In the introduction, a note on the translation explains the disparity of the various translations starting with his most famous story, The Metamorphosis. For example, the typical narrations begins by calling the newly transformed creature an ugly insect. However, when looking at the original German, translator Joachim Neugroschel changes it to "monsterous vermin," a significant difference. I can't remember the German words, but they look like the direct translation would be monstrous vermin, and clearly not "insect."

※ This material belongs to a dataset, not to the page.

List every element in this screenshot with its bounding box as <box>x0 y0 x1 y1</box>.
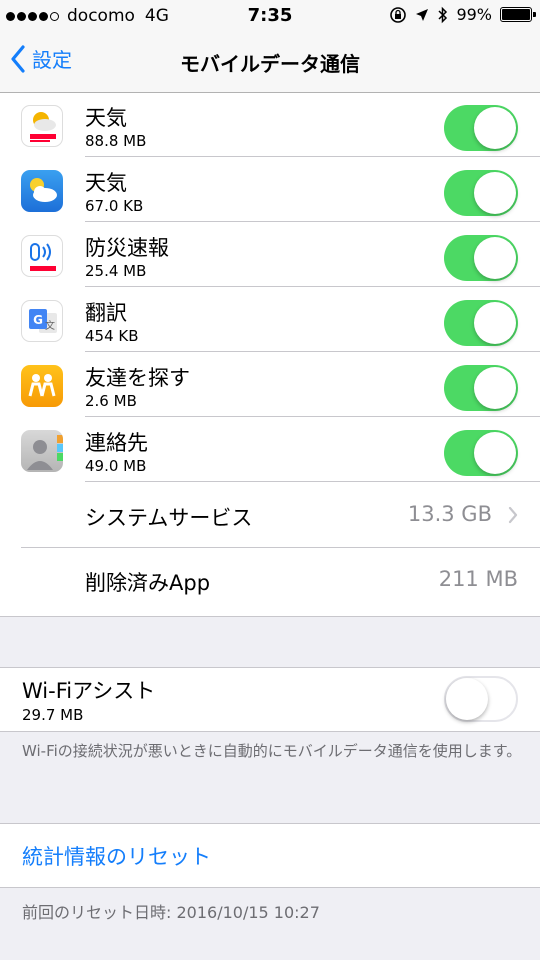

The authors extended discussion of the translation on the audio book made me feel better about his grasp of both languages, poetry and the intent of the author. So I can almost for give differences like "a pack of nobodies" being changed to "a bunch of nobodies." I prefer "pack" for its comparisons to wolves over "bunch" for its comaprison to bananas.
The translation should not be considered an "updated version" because that would imply simplification or modernization of the text. It still reads like it comes from Kafka's age. This version is great for a first time Kafka reader, a dedicated fan who wants to compare the language interpretations, or for someone who wants to re-experience the genius of Kafka.
I would give this book 5 stars if it were a complete collection of stories. Some of the ones that still haunt me are missing.
Dark and idiosyncraticReview Date: 1999-09-28
I won't pretend that I understood all of the political/religious symbolism, but was captivated by the dark humor and weird, despairing ambience of these character studies. There isn't a lot of conventional dramatic movement, but the power of these surreal images and bizarre viewpoints sneaks up on you. Kakfa has a narrative voice that is utterly unique. I found that it gained power upon re-reading(hearing), and promptly loaded up cassette one as soon as I reached the end.